Tannoy QFlex gives clarity to Galesburg church

Tuesday, 1 September 2009
Tannoy QFlex gives clarity to Galesburg church
USA - Tannoy's QFlex digitally steerable, multi-channel speaker arrays have been installed in the Galesburg, Illinois' First Christian Church where they provide a compact and versatile solution for a challenging acoustic environment.

With nearly three seconds of RT, and the option of installing acoustic treatments off the table, owing to both budgetary and aesthetic concerns, First Christian needed a solution that would provide a rock solid fix without calling attention to itself.

"The Tannoy solution was absolutely a perfect fit for this application," says Trent Keeling, VP and co-owner of Peoria based, Advanced Audio and Lighting Systems. "The intelligibility factor was 'off the charts' poor. There was such a huge loss of intelligibility in the room that people were literally walking up to speak into a microphone to talk to one another."

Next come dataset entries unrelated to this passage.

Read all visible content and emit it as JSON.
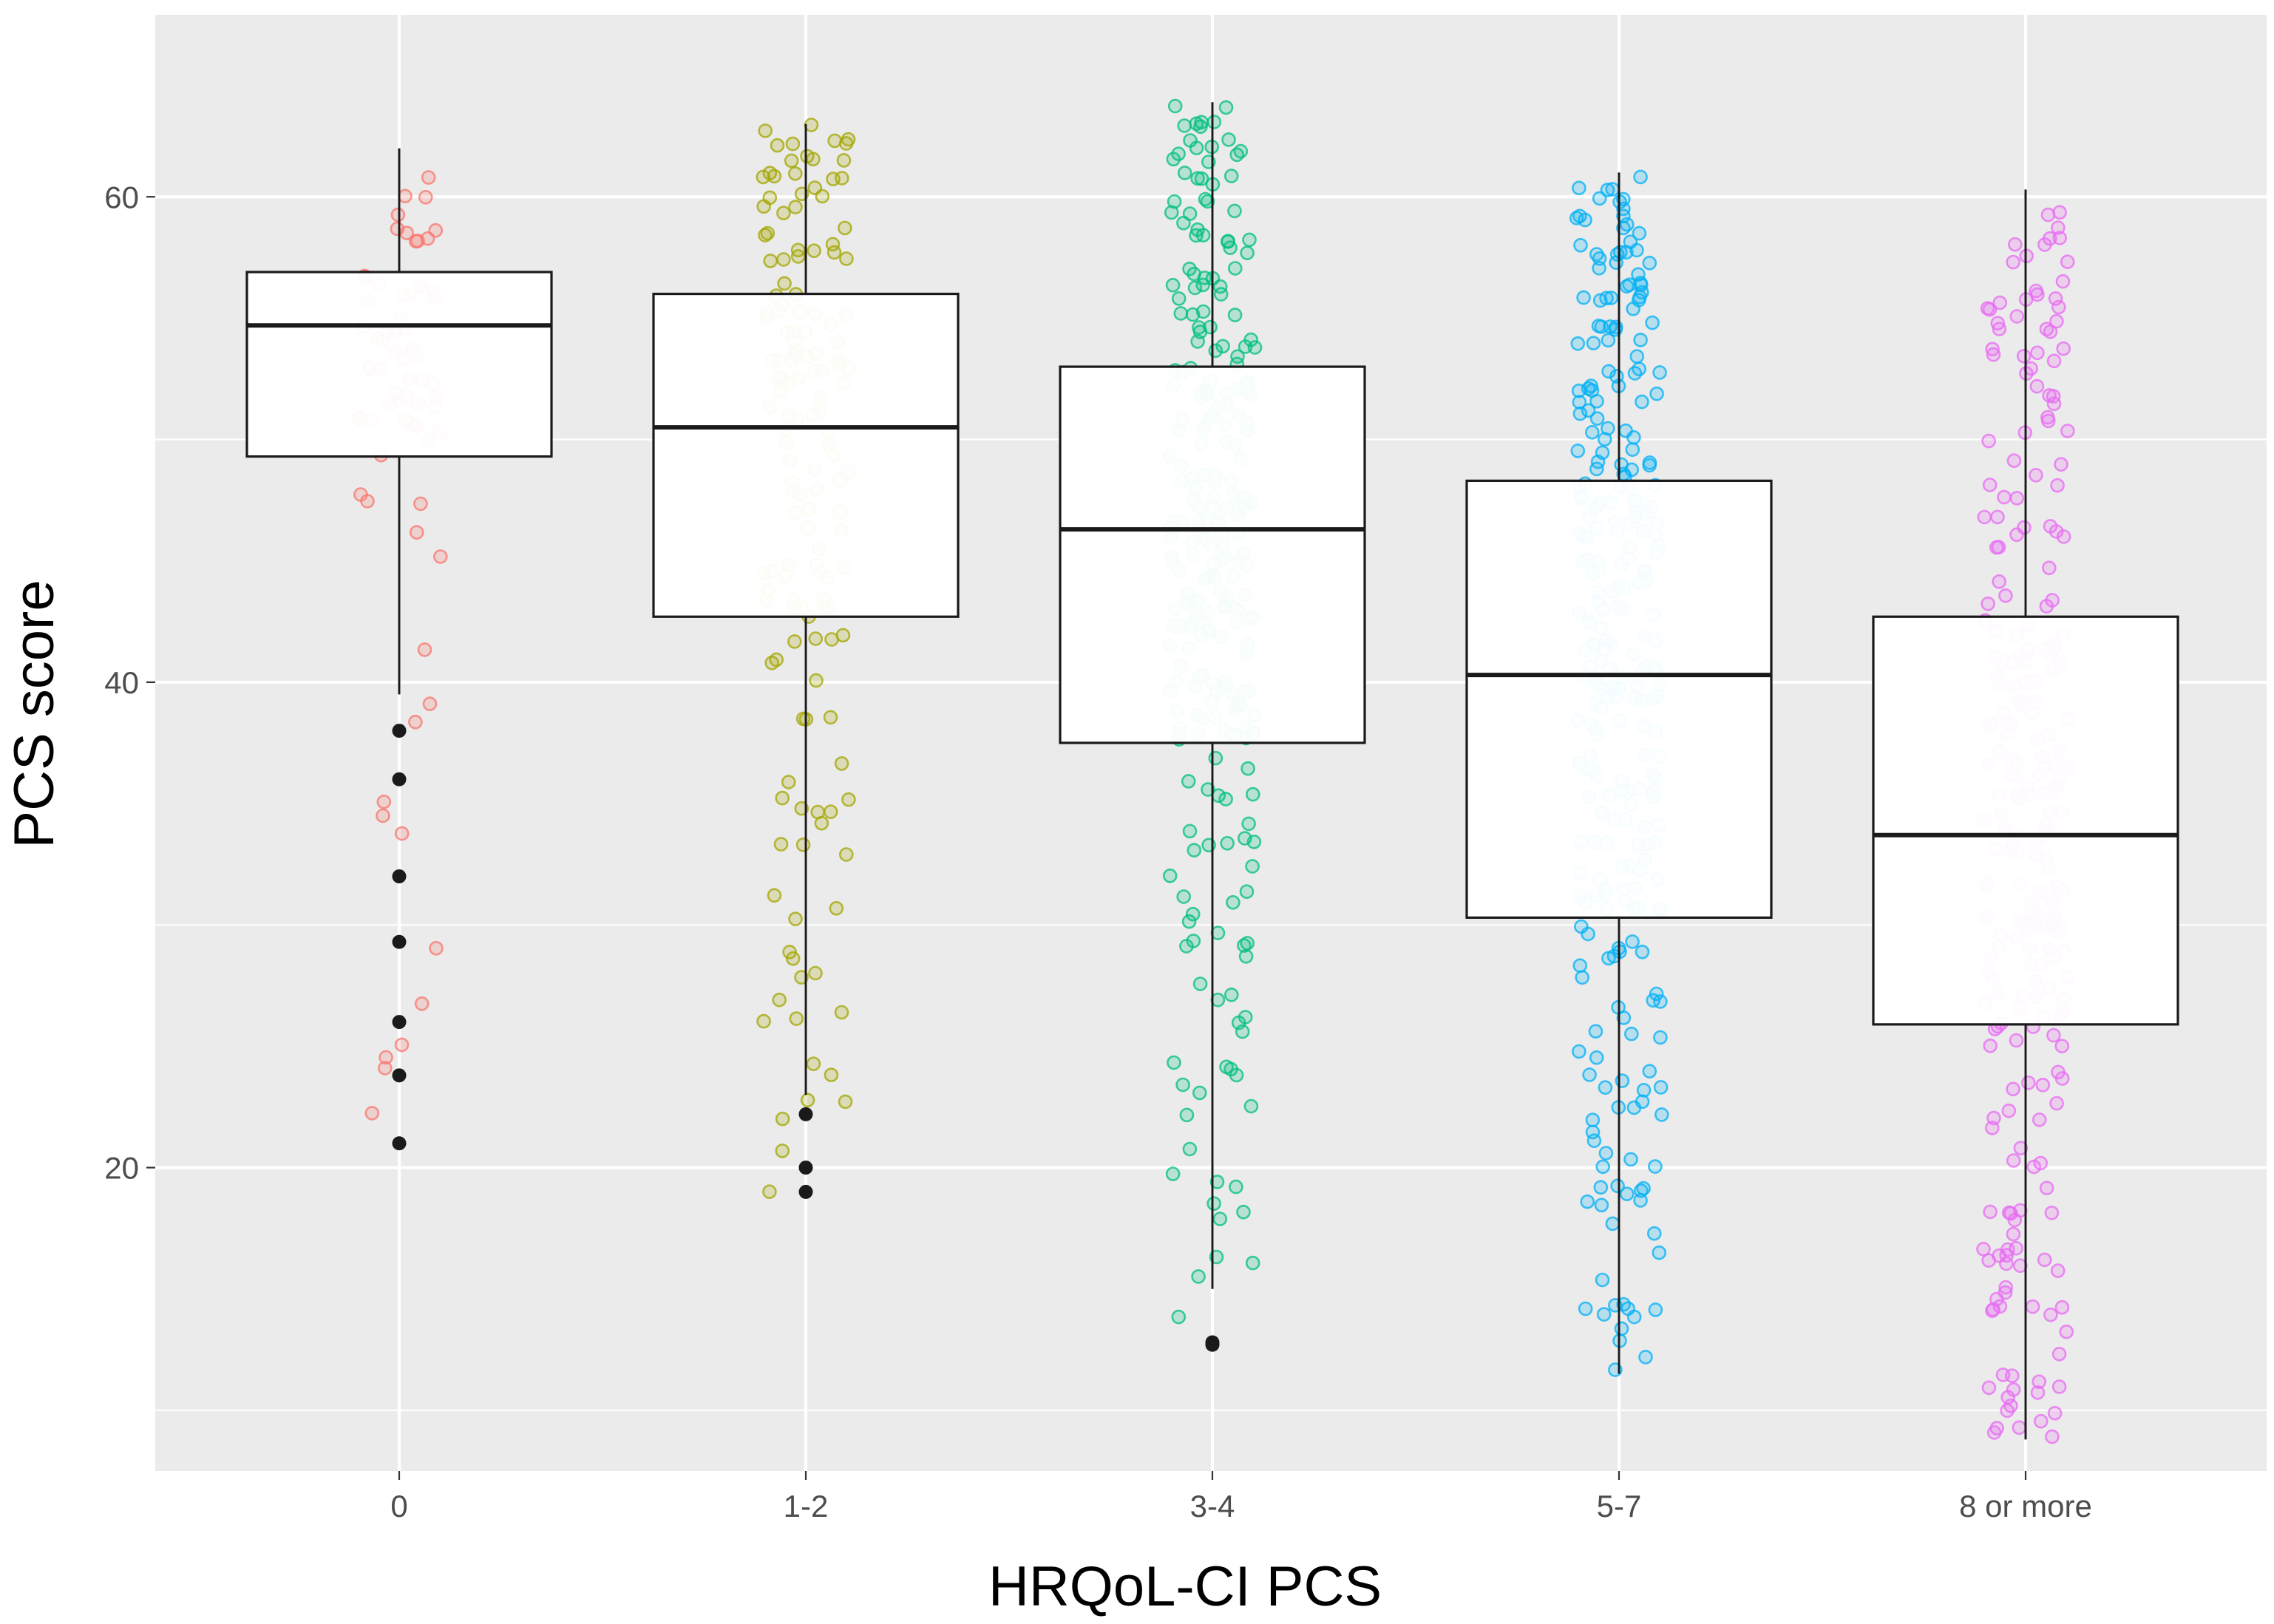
{
  "chart_data": {
    "type": "box",
    "title": "",
    "xlabel": "HRQoL-CI PCS",
    "ylabel": "PCS score",
    "ylim": [
      7.5,
      67.5
    ],
    "yticks": [
      20,
      40,
      60
    ],
    "yticks_minor": [
      10,
      30,
      50
    ],
    "grid": true,
    "categories": [
      "0",
      "1-2",
      "3-4",
      "5-7",
      "8 or more"
    ],
    "colors": [
      "#f8766d",
      "#a3a500",
      "#00bf7d",
      "#00b0f6",
      "#e76bf3"
    ],
    "boxes": [
      {
        "category": "0",
        "whisker_low": 39.5,
        "q1": 49.3,
        "median": 54.7,
        "q3": 56.9,
        "whisker_high": 62.0,
        "outliers": [
          38.0,
          36.0,
          32.0,
          29.3,
          26.0,
          23.8,
          21.0
        ]
      },
      {
        "category": "1-2",
        "whisker_low": 23.0,
        "q1": 42.7,
        "median": 50.5,
        "q3": 56.0,
        "whisker_high": 63.0,
        "outliers": [
          22.2,
          20.0,
          19.0
        ]
      },
      {
        "category": "3-4",
        "whisker_low": 15.0,
        "q1": 37.5,
        "median": 46.3,
        "q3": 53.0,
        "whisker_high": 63.9,
        "outliers": [
          12.8,
          12.7
        ]
      },
      {
        "category": "5-7",
        "whisker_low": 11.5,
        "q1": 30.3,
        "median": 40.3,
        "q3": 48.3,
        "whisker_high": 61.0,
        "outliers": []
      },
      {
        "category": "8 or more",
        "whisker_low": 8.8,
        "q1": 25.9,
        "median": 33.7,
        "q3": 42.7,
        "whisker_high": 60.3,
        "outliers": []
      }
    ],
    "jitter_counts": [
      70,
      150,
      260,
      290,
      260
    ]
  }
}
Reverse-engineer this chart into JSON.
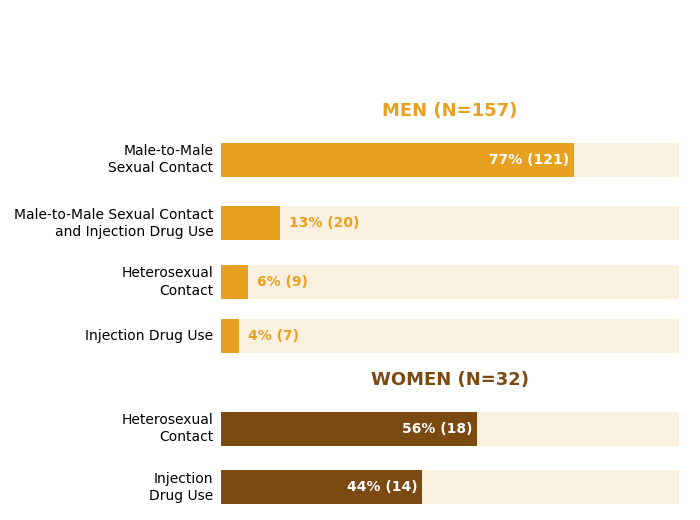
{
  "title_men": "MEN (N=157)",
  "title_women": "WOMEN (N=32)",
  "title_color_men": "#E8A020",
  "title_color_women": "#7B4A10",
  "bg_color": "#FFFFFF",
  "bar_bg_color": "#FAF0E0",
  "men_bar_color": "#E8A020",
  "women_bar_color": "#7B4A10",
  "men_categories": [
    "Male-to-Male\nSexual Contact",
    "Male-to-Male Sexual Contact\nand Injection Drug Use",
    "Heterosexual\nContact",
    "Injection Drug Use"
  ],
  "men_values": [
    77,
    13,
    6,
    4
  ],
  "men_labels": [
    "77% (121)",
    "13% (20)",
    "6% (9)",
    "4% (7)"
  ],
  "men_label_inside": [
    true,
    false,
    false,
    false
  ],
  "women_categories": [
    "Heterosexual\nContact",
    "Injection\nDrug Use"
  ],
  "women_values": [
    56,
    44
  ],
  "women_labels": [
    "56% (18)",
    "44% (14)"
  ],
  "women_label_inside": [
    true,
    true
  ],
  "label_fontsize": 10,
  "title_fontsize": 13,
  "cat_fontsize": 10
}
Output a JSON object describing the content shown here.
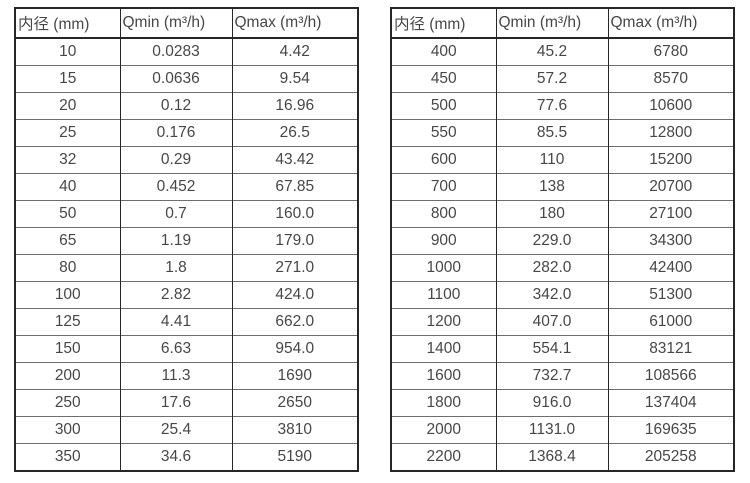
{
  "page": {
    "background_color": "#ffffff",
    "text_color": "#474747",
    "border_color": "#262626",
    "row_line_color": "#6e6e6e"
  },
  "tables": [
    {
      "name": "small-diameter-flow-table",
      "headers": [
        "内径 (mm)",
        "Qmin (m³/h)",
        "Qmax (m³/h)"
      ],
      "rows": [
        [
          "10",
          "0.0283",
          "4.42"
        ],
        [
          "15",
          "0.0636",
          "9.54"
        ],
        [
          "20",
          "0.12",
          "16.96"
        ],
        [
          "25",
          "0.176",
          "26.5"
        ],
        [
          "32",
          "0.29",
          "43.42"
        ],
        [
          "40",
          "0.452",
          "67.85"
        ],
        [
          "50",
          "0.7",
          "160.0"
        ],
        [
          "65",
          "1.19",
          "179.0"
        ],
        [
          "80",
          "1.8",
          "271.0"
        ],
        [
          "100",
          "2.82",
          "424.0"
        ],
        [
          "125",
          "4.41",
          "662.0"
        ],
        [
          "150",
          "6.63",
          "954.0"
        ],
        [
          "200",
          "11.3",
          "1690"
        ],
        [
          "250",
          "17.6",
          "2650"
        ],
        [
          "300",
          "25.4",
          "3810"
        ],
        [
          "350",
          "34.6",
          "5190"
        ]
      ]
    },
    {
      "name": "large-diameter-flow-table",
      "headers": [
        "内径 (mm)",
        "Qmin (m³/h)",
        "Qmax (m³/h)"
      ],
      "rows": [
        [
          "400",
          "45.2",
          "6780"
        ],
        [
          "450",
          "57.2",
          "8570"
        ],
        [
          "500",
          "77.6",
          "10600"
        ],
        [
          "550",
          "85.5",
          "12800"
        ],
        [
          "600",
          "110",
          "15200"
        ],
        [
          "700",
          "138",
          "20700"
        ],
        [
          "800",
          "180",
          "27100"
        ],
        [
          "900",
          "229.0",
          "34300"
        ],
        [
          "1000",
          "282.0",
          "42400"
        ],
        [
          "1100",
          "342.0",
          "51300"
        ],
        [
          "1200",
          "407.0",
          "61000"
        ],
        [
          "1400",
          "554.1",
          "83121"
        ],
        [
          "1600",
          "732.7",
          "108566"
        ],
        [
          "1800",
          "916.0",
          "137404"
        ],
        [
          "2000",
          "1131.0",
          "169635"
        ],
        [
          "2200",
          "1368.4",
          "205258"
        ]
      ]
    }
  ]
}
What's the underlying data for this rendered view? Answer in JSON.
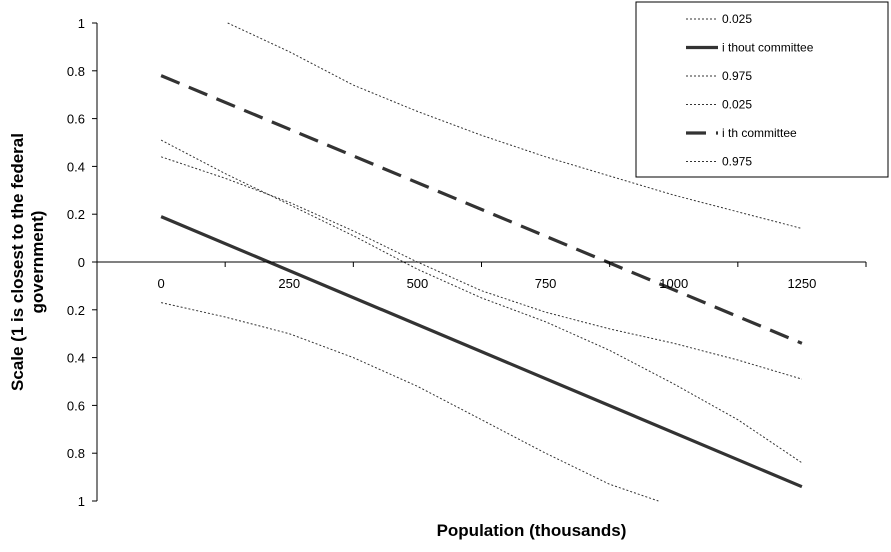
{
  "chart_data": {
    "type": "line",
    "title": "",
    "xlabel": "Population (thousands)",
    "ylabel_lines": [
      "Scale (1 is closest to the federal",
      "government)"
    ],
    "xlim": [
      -125,
      1375
    ],
    "ylim": [
      -1,
      1
    ],
    "x_ticks": [
      0,
      250,
      500,
      750,
      1000,
      1250
    ],
    "x_tick_labels": [
      "0",
      "250",
      "500",
      "750",
      "1000",
      "1250"
    ],
    "y_ticks": [
      1,
      0.8,
      0.6,
      0.4,
      0.2,
      0,
      -0.2,
      -0.4,
      -0.6,
      -0.8,
      -1
    ],
    "y_tick_labels": [
      "1",
      "0.8",
      "0.6",
      "0.4",
      "0.2",
      "0",
      "0.2",
      "0.4",
      "0.6",
      "0.8",
      "1"
    ],
    "grid": false,
    "legend_position": "top-right",
    "series": [
      {
        "name": "0.025",
        "style": "dotted",
        "color": "#333333",
        "x": [
          0,
          125,
          250,
          375,
          500,
          625,
          750,
          875,
          970
        ],
        "y": [
          -0.17,
          -0.23,
          -0.3,
          -0.4,
          -0.52,
          -0.66,
          -0.8,
          -0.93,
          -1.0
        ]
      },
      {
        "name": "i thout committee",
        "style": "solid",
        "color": "#333333",
        "x": [
          0,
          1250
        ],
        "y": [
          0.19,
          -0.94
        ]
      },
      {
        "name": "0.975",
        "style": "dotted",
        "color": "#333333",
        "x": [
          0,
          125,
          250,
          375,
          500,
          625,
          750,
          875,
          1000,
          1125,
          1250
        ],
        "y": [
          0.44,
          0.35,
          0.25,
          0.13,
          0.0,
          -0.12,
          -0.21,
          -0.28,
          -0.34,
          -0.41,
          -0.49
        ]
      },
      {
        "name": "0.025",
        "style": "dotted",
        "color": "#333333",
        "x": [
          0,
          125,
          250,
          375,
          500,
          625,
          750,
          875,
          1000,
          1125,
          1250
        ],
        "y": [
          0.51,
          0.37,
          0.24,
          0.11,
          -0.03,
          -0.15,
          -0.25,
          -0.37,
          -0.51,
          -0.66,
          -0.84
        ]
      },
      {
        "name": "i th committee",
        "style": "dashed",
        "color": "#333333",
        "x": [
          0,
          1250
        ],
        "y": [
          0.78,
          -0.34
        ]
      },
      {
        "name": "0.975",
        "style": "dotted",
        "color": "#333333",
        "x": [
          130,
          250,
          375,
          500,
          625,
          750,
          875,
          1000,
          1125,
          1250
        ],
        "y": [
          1.0,
          0.88,
          0.74,
          0.63,
          0.53,
          0.44,
          0.36,
          0.28,
          0.21,
          0.14
        ]
      }
    ]
  }
}
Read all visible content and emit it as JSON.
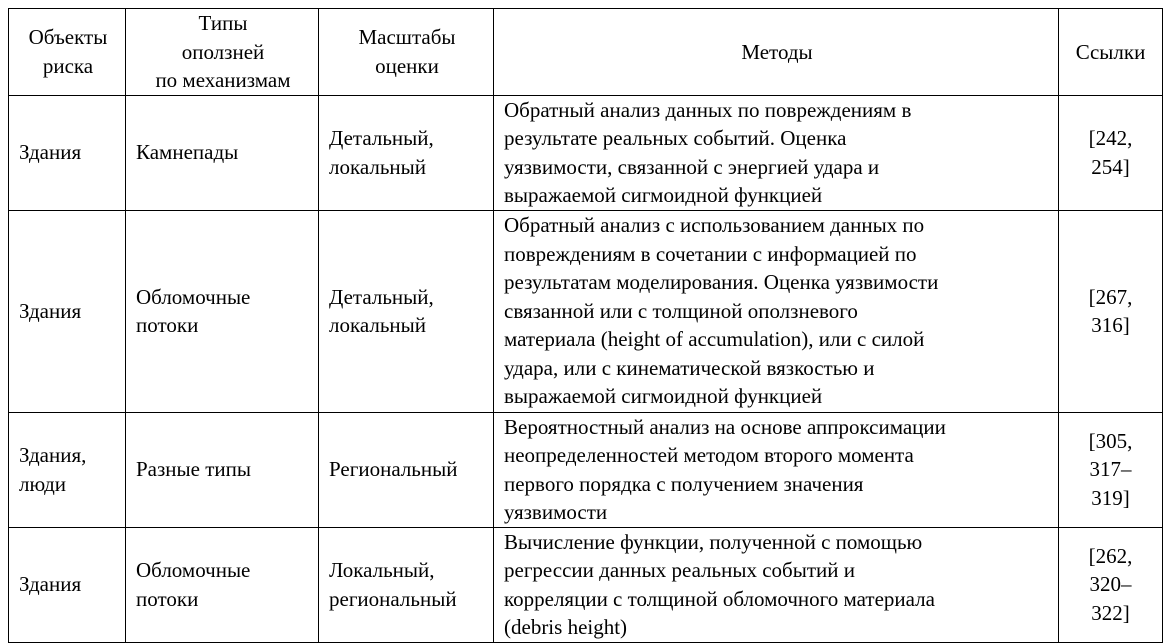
{
  "table": {
    "header": [
      [
        "Объекты",
        "риска"
      ],
      [
        "Типы",
        "оползней",
        "по механизмам"
      ],
      [
        "Масштабы",
        "оценки"
      ],
      [
        "Методы"
      ],
      [
        "Ссылки"
      ]
    ],
    "rows": [
      [
        [
          "Здания"
        ],
        [
          "Камнепады"
        ],
        [
          "Детальный,",
          "локальный"
        ],
        [
          "Обратный анализ данных по повреждениям в",
          "результате реальных событий. Оценка",
          "уязвимости, связанной с энергией удара и",
          "выражаемой сигмоидной функцией"
        ],
        [
          "[242,",
          "254]"
        ]
      ],
      [
        [
          "Здания"
        ],
        [
          "Обломочные",
          "потоки"
        ],
        [
          "Детальный,",
          "локальный"
        ],
        [
          "Обратный анализ с использованием данных по",
          "повреждениям в сочетании с информацией по",
          "результатам моделирования. Оценка уязвимости",
          "связанной или с толщиной оползневого",
          "материала (height of accumulation), или с силой",
          "удара, или с кинематической вязкостью и",
          "выражаемой сигмоидной функцией"
        ],
        [
          "[267,",
          "316]"
        ]
      ],
      [
        [
          "Здания,",
          "люди"
        ],
        [
          "Разные типы"
        ],
        [
          "Региональный"
        ],
        [
          "Вероятностный анализ на основе аппроксимации",
          "неопределенностей методом второго момента",
          "первого порядка с получением значения",
          "уязвимости"
        ],
        [
          "[305,",
          "317–",
          "319]"
        ]
      ],
      [
        [
          "Здания"
        ],
        [
          "Обломочные",
          "потоки"
        ],
        [
          "Локальный,",
          "региональный"
        ],
        [
          "Вычисление функции, полученной с помощью",
          "регрессии данных реальных событий и",
          "корреляции с толщиной обломочного материала",
          "(debris height)"
        ],
        [
          "[262,",
          "320–",
          "322]"
        ]
      ]
    ]
  }
}
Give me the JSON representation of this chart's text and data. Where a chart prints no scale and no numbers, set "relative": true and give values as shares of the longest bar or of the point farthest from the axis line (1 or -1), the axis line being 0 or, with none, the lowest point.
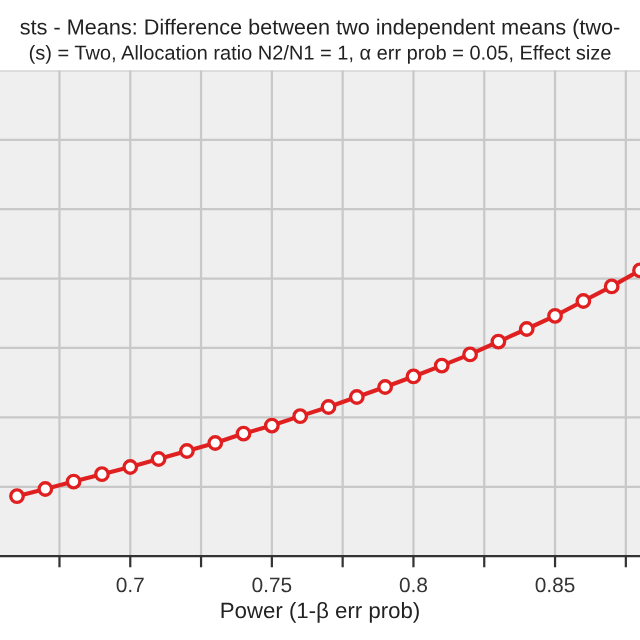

"It took two years to get this done," says Todd VanVelsor, a newly minted church elder and long time member of the church's contemporary praise band, Quest. "I put together a survey that we sent out to all the members of the church asking what their overall satisfaction level was with our existing system and we basically got an 84% response back saying the system distracted from the message."

Completed and dedicated in 1928, First Christian Church offers both a contemporary praise service as well as a very traditional service held later in the day. During both services, lack of intelligibility was an issue; "I'd regularly hear people say, 'Well, I really couldn't understand what you were saying today'," says First Christian Church's pastor Greg Fitch. "We had a number of people during our traditional services who were actually using hand held wireless hearing devices so they could actually hear what was going on."

Still, while the need for a new system was abundantly clear, initially there was some skepticism about the build from those who attended the more traditional service - a sense that the new system was primarily for the contemporary service. Not so, Pastor Fitch explains: "Everything we do; music, spoken word, singing, drama, it all needs to be intelligible, or it's useless."

In installing the new system, as important as aesthetics were, achieving highly directed sound, smooth coverage, and maximum intelligibility was complicated further by the layout of the sanctuary itself.

Specified by Advanced Audio and Lighting design engineers Don Delong and Graeme Brown, the church's new system features two Tannoy QFlex 24s and a pair of Tannoy VNET 15 HL Subs, as well as incorporating pre-existing elements, which included a Yamaha digital console and AMX touch panel control interface.

"The QFlex are mounted 19ft off the ground, vertically, flush to the proscenium wall, and are being beam steered via the QFlex control software, asymmetrically," Keeling explains. "They're not symmetrical patterns because we don't have symmetrical seating. So we're steering one, from our measurements, down to about 350 cycles, to the first seat just after the choir thrust." The result, he says, is extremely precise. "The folks in the choir cannot hear the PA. I stood on the platform with them while they were in rehearsal, and you cannot localise the main PA.

"The VNET 15 HLs are on the ground," he continues, "and we have them disguised, in the corners of the room. Typically, in an application like this, I would normally have used double 12s, or something with more headroom, but the boxes really deliver - We have really, really good, punchy low end, and tons of it."

"I've heard nothing but praise for the entire project, and the results, from everybody from five years old to 95 years old," says VanVelsor. "It sounds like the world's biggest Hi-Fi."